- 2010年7月22日 19:52
- 時評
この記事によると、ドイツは中共との経済関係が拡大して、両国の間の貿易額は、イギリス・フランス・イタリア三カ国の、中共との間の貿易額を合計したものに匹敵する。しかも現在、ギリシャの経済危機などで、ユーロ圏が動揺している。そのためドイツとしても、中共との経済関係を重視せざるを得ないのだという。
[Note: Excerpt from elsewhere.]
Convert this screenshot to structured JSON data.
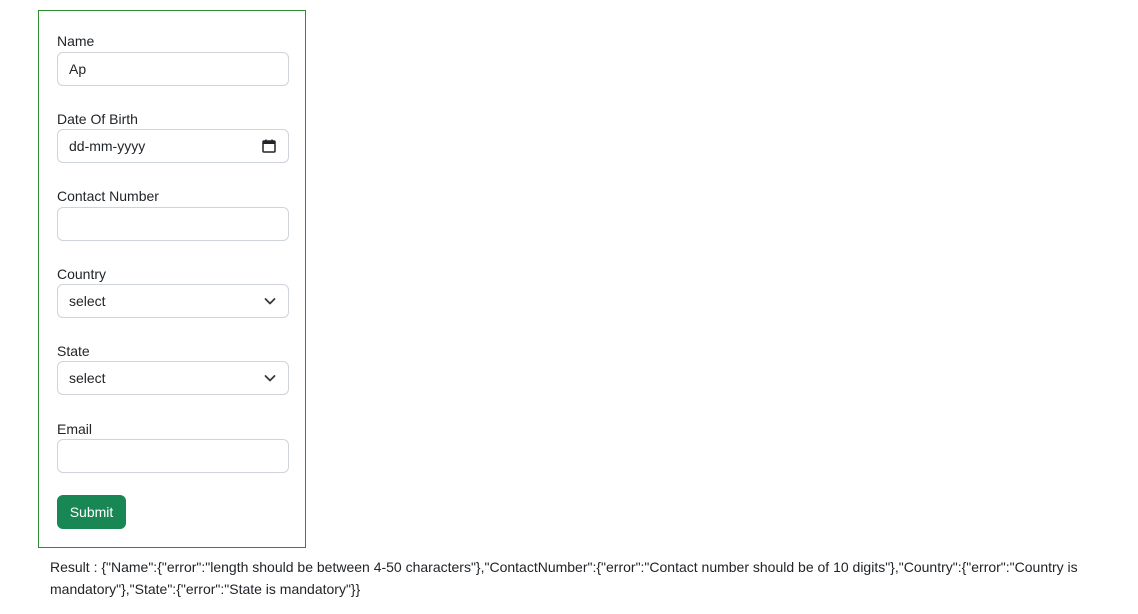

そこで朝日によれば、「会談後には両国の関係当局・企業間で環境保護やトラック生産など10の協力文書の調印式が行われた」。今流行の、首脳が外国を訪問するときに、商売のために経済人が同行するやりかたである。その10項目なかの一つとして、毎日と産経が具体的に紹介しているのが、トラックの生産である。ドイツのダイムラーと中共の福田汽車が合弁会社を設立して、年間10万台のトラックと4万5000台のディーゼルエンジンを、北京で生産する。両者の投資額は、63億5000万元(約820億円)に達する。
17日には、メルケル首相は古都・西安を訪れて、兵馬俑などを見学した。すなわち歴史と文化で圧倒するやり方であって、天皇陛下の御訪中やクリントン大統領の訪中の際にも使われた、各国の首脳を迎えた際の、シナ人の常套手段である。
ところで今回のメルケル訪中の最大の問題点を、キチンと指摘しているのは産経である。すなわち20日の記事の最大の見出しには、「人権よりも経済優先」とある。川越特派員の説明では、「メルケル首相は2007年にチベット仏教の最高指導者、ダライ・ラマ14世と会談するなど、中国の人権問題に厳しい目を向けてきた」。しかし今回の訪中では経済優先に突っ走り、人権問題は全く無視された。それはフランスのサルコジ大統領の場合と同様だったとし、記事は「自国の経済の安定という命題の前に、中国の人権問題に対する〝軟化〟が進むことが懸念される」と結んでいる。
しかし私は、この産経の認識でもまだまだ大いに甘いと断言する。近年欧米諸国の中共の人権問題に対する姿勢は、軟化の一途をたどっていると言うより、完全な崩壊状態だと言わなければならない。その端的な証拠は二年前、2008年8月の北京オリンピック開会式に、あれだけ事前に聖火リレーでチベット問題が盛り上がっていたにも拘わらず、「自由の国」アメリカのブッシュ」大統領と、「人権の国」フランスのサルコジ大統領が、雁首を並べて出席したことである。このとき欧米諸国が主張する、人権主義やデモクラシーは、シナ人に対して明白に敗北した。
ただし、米・仏両国の金看板は多分に偽善の要素が濃厚であるとしても、ドイツのメルケル首相の人権尊重には、もう少し実があるのではないかと、一般に考えられたと思われる。その根拠は、ドイツと言う国が、ナチスドイツの犯罪と言う巨大な人権問題の歴史を抱えていることと、メルケル首相自身が、人権が無視された共産主義の東ドイツ出身と言うことの二つである。実際にメルケル首相は、2006年5月に中共を訪問した際に、温首相や胡国家主席との会談で人権問題を取り上げたと言う。またこのとき民主活動家やキリスト教関係者と会見している。そのメルケル首相が、中共の共産主義支配者に対して、完璧に屈服してしまったのである。
日本人は右から左まで、人権主義やデモクラシーを主張する欧米諸国を、素朴に信じ込んでいる人間が余りにも多い。特に保守派は、日本の政治家の対中軟弱外国を批判するために、欧米諸国の指導者を持ち上げる傾向があるが、世界の現実を客観的に直視すべきである。